The Twelfth Man chronology
| Wired World of Sports (1987) | The 12th Man Again! (1990) | Still the 12th Man (1992) |

= The 12th Man Again =

The 12th Man Again is the second album released by The Twelfth Man. Released in February 1990, it reached number one on the ARIA Charts in March 1990.
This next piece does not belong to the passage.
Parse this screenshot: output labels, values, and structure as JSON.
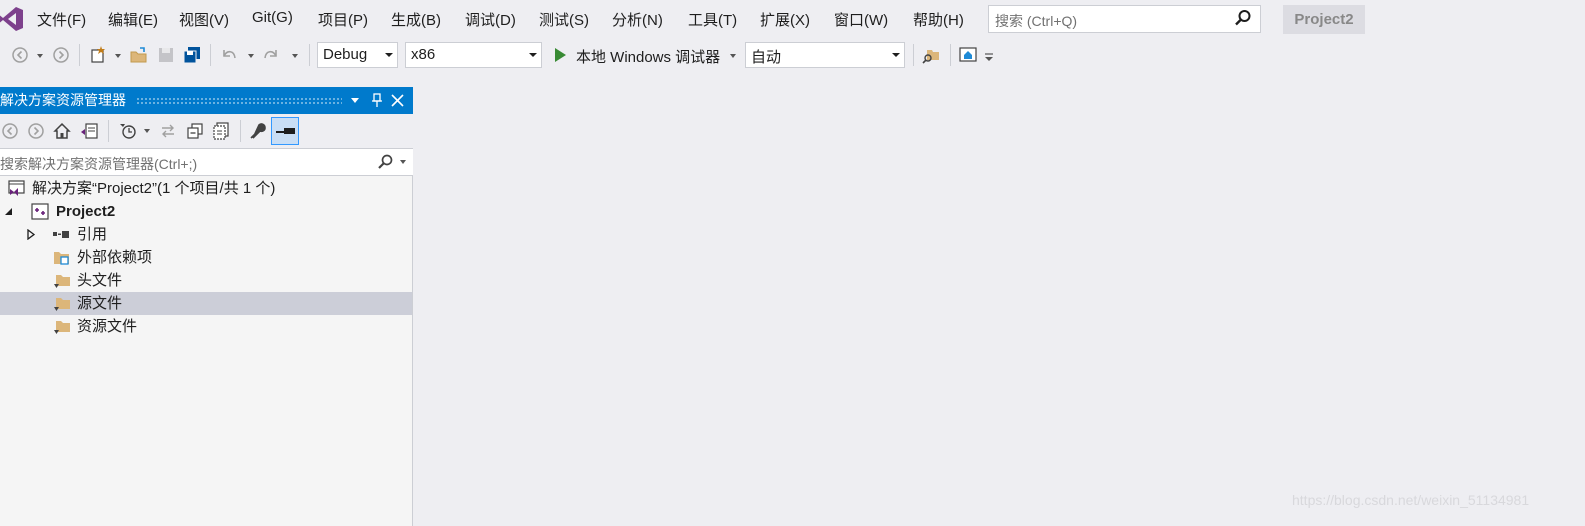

At the ARIA Music Awards of 1991, the album was nominated for Best Comedy Release, losing to Great Interviews of the 20th Century by John Clarke and Bryan Dawe.

==Plot==
The Network Nine cricket commentary team, featuring the captain Richie Benaud, Bill Lawry, Tony Greig, Ian Chappell, Rod Marsh and Max Walker are at the MCG commentating the one-day match between Australia and Sri Lanka as part of the Benson & Hedges World Series Cup. The Sri Lankans are getting smashed in the match, Bill Lawry, an avid Victorian, loses his marbles when Merv Hughes, a fellow Victorian, claims a hat-trick and has to leave the commentary box. Merv Hughes also sticks his tongue down Allan Border's throat when the ball gets lodged in there.

== Track listing ==
CD (CDP 794117)
1. "The 12th Man Again!" - 38:33

==Charts==
===Weekly charts===

| Chart (1990) | Peak position |
|---|---|
| Australian Albums (ARIA) | 1 |

===Year-end charts===

| Chart (1990) | Position |
|---|---|
| Australian (ARIA Charts) | 28 |

==Certifications==

| Region | Certification | Certified units/sales |
| Australia (ARIA) | Platinum | 70,000^{^} |
^{^} Shipments figures based on certification alone.